If $AB$ is the diameter of a circle and $P$ another point on the circumference, Euclidean geometry tells us that angle $APB = 90˚$. Use this fact to show that the equation of a circle whose diameter has endpoints $A(x_1,y_1)$ and $B(x_2,y_2)$ is $(x-x_1)(x-x_2)+(y-y_1)(y-y_2)=0$.
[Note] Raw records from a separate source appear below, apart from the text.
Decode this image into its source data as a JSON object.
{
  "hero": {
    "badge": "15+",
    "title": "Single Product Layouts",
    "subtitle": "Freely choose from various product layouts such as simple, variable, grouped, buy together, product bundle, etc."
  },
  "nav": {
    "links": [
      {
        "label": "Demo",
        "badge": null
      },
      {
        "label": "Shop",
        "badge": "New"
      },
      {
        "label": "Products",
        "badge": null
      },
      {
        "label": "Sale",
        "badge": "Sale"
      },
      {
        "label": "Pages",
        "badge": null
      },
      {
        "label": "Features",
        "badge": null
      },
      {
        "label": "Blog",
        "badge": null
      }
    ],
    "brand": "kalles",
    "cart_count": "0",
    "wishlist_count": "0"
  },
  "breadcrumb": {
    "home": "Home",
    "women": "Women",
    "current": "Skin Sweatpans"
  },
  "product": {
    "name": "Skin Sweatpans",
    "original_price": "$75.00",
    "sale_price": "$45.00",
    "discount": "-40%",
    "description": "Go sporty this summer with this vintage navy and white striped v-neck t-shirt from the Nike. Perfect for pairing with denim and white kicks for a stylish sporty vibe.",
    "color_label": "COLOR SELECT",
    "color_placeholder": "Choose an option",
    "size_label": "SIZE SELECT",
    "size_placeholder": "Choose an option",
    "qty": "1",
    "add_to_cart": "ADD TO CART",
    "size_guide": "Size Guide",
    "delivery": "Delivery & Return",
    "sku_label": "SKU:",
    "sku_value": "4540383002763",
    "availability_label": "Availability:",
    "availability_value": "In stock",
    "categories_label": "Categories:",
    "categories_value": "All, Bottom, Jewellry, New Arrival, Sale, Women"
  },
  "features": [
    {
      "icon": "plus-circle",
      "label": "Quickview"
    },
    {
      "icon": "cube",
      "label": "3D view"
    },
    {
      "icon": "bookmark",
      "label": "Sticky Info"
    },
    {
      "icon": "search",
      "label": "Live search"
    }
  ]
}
I have tried doing it using the Midpoint and Radius but got stuck in the middle of algebra. Is that the correct way? How do I use the Euclidean fact?
Best Answer
Let $P(x,y)$ be any point on the circle. It's easily shown that
$$\vec{AP}=(x-x_1,y-y_1),\vec{BP}=(x-x_2,y-y_2). $$
Since $\angle APB=\dfrac{\pi}{2}$, we know that $\vec{AP}\cdot\vec{BP}=0$, which is the same as
$$(x-x_1)(x-x_2)+(y-y_1)(y-y_2)=0. $$
Geometrically, one finds $k_{AP}\cdot k_{BP}=-1$ when $\angle APB=\dfrac{\pi}{2}$, so
$$\dfrac{x-x_1}{y-y_1}\cdot\dfrac{x-x_2}{y-y_2}=-1, $$
which can be simplified to the preceding result.